Cash markets fell rather sharply the previous week as cattle traded in Texas and Kansas at $1.20 a pound, or 4 cents a pound lower than most sales last week. Cattle traded hands in Nebraska at a mix of $1.20 to $1.21 a pound live and $1.95 a pound dressed.
Demand from packers is likely to fall against steady supplies in coming weeks as packers are likely to use thinner slaughter schedules due to consecutive holidays for Christmas and New Year’s. Demand also typically faces a lull after packers finish filling holiday orders for retailers and foodservice customers.
Feeder cattle sold mixed across the country as weath er and lighter receipts played a part in trading. The feeder index was at $145 midweek, or $3 higher than January futures. Some short wheat fields may force early sales of feeder cattle after the first of the year, analysts say.
“On the weather front, the feeding sector has experienced generally excellent feeding conditions. This is in sharp contrast to last year. If this industry manages to get through mid-December without any significant adverse weather, it generally bodes well for the balance of the winter feeding period,” Gottschalk said.
The holiday season is typically a quiet time for trading in stocker and feeder cattle. A 750 pound feeder steer is selling for $145 in the south.
Feedlot replacements that are so tightly bound to the futures market saw a noticeable drop in demand near the southern Plains feedlot region, but new northern feeding interests continue to enter the market and held losses in check. In Bassett, NE, last Wednesday, buyers bid up nearly 650 head of top quality 6 weight weaned steer calves with an average weight of 636 lbs. to an average price of $168.46.

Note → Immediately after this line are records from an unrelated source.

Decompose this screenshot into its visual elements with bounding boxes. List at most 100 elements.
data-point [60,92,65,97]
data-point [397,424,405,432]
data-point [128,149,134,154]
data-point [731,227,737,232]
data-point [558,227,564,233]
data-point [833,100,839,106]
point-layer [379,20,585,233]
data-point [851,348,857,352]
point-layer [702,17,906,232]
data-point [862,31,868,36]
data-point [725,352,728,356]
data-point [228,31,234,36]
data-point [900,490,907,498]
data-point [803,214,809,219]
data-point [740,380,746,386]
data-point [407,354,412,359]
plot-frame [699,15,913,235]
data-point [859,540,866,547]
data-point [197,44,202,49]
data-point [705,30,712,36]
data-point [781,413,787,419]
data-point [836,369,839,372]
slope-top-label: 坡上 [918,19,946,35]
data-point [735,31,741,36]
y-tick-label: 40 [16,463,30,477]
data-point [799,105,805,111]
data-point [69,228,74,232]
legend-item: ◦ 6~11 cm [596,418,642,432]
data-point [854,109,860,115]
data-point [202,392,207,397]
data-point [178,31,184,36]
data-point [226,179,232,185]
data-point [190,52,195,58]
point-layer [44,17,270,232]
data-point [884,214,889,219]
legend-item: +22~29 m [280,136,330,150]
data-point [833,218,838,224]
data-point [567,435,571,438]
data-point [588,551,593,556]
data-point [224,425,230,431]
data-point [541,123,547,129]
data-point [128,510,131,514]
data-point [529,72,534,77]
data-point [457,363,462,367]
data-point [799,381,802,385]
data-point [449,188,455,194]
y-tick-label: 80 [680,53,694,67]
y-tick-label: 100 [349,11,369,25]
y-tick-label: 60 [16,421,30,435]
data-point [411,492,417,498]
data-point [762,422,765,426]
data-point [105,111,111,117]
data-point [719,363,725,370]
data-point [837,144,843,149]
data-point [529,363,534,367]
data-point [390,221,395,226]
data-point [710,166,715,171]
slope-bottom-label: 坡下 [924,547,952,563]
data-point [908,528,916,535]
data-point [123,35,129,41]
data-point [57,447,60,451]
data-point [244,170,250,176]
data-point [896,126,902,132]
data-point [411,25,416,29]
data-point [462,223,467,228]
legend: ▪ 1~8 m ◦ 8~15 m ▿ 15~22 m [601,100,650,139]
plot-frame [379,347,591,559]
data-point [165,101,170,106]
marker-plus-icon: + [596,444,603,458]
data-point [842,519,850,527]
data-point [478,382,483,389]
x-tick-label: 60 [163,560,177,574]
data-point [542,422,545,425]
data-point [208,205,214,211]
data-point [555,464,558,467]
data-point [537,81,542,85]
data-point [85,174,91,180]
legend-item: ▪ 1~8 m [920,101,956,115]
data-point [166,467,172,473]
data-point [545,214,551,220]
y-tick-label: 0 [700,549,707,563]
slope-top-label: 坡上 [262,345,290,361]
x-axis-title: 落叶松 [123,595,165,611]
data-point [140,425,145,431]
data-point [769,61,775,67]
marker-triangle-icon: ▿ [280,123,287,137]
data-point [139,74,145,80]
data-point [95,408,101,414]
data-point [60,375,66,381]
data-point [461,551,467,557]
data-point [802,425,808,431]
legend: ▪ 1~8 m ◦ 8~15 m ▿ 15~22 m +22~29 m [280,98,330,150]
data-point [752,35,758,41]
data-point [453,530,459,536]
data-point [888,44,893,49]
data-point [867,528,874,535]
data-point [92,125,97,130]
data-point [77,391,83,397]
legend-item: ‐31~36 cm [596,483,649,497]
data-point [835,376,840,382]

Lighter weight calf interest continues robust with help from the surprisingly lush winter wheat pastures in Oklahoma, following such prolonged drought suffering. But bitter cold temperatures are starting to set in and wheat sprouts have a tendency to stall during cold snaps, if not try to crawl back into the ground altogether.
In the northwest direct feeder cattle market, stocker and feeder cattle remained steady in a light test. Trade developed slow to moderate early, then very slow late as all commodities turned bearish on the futures markets.
Demand was good early, light late. The feeder supply included 47 percent steers and 53 percent heifers.
In Oklahoma, compared to the previous week, feeder steers were $1-4 lower, with the least decline on 700-800 lbs. steers. Feeder heifers were steady to $2 higher. Steer and heifer calves were $2-5 lower. Demand was moderate for all classes, except good for feeder heifers.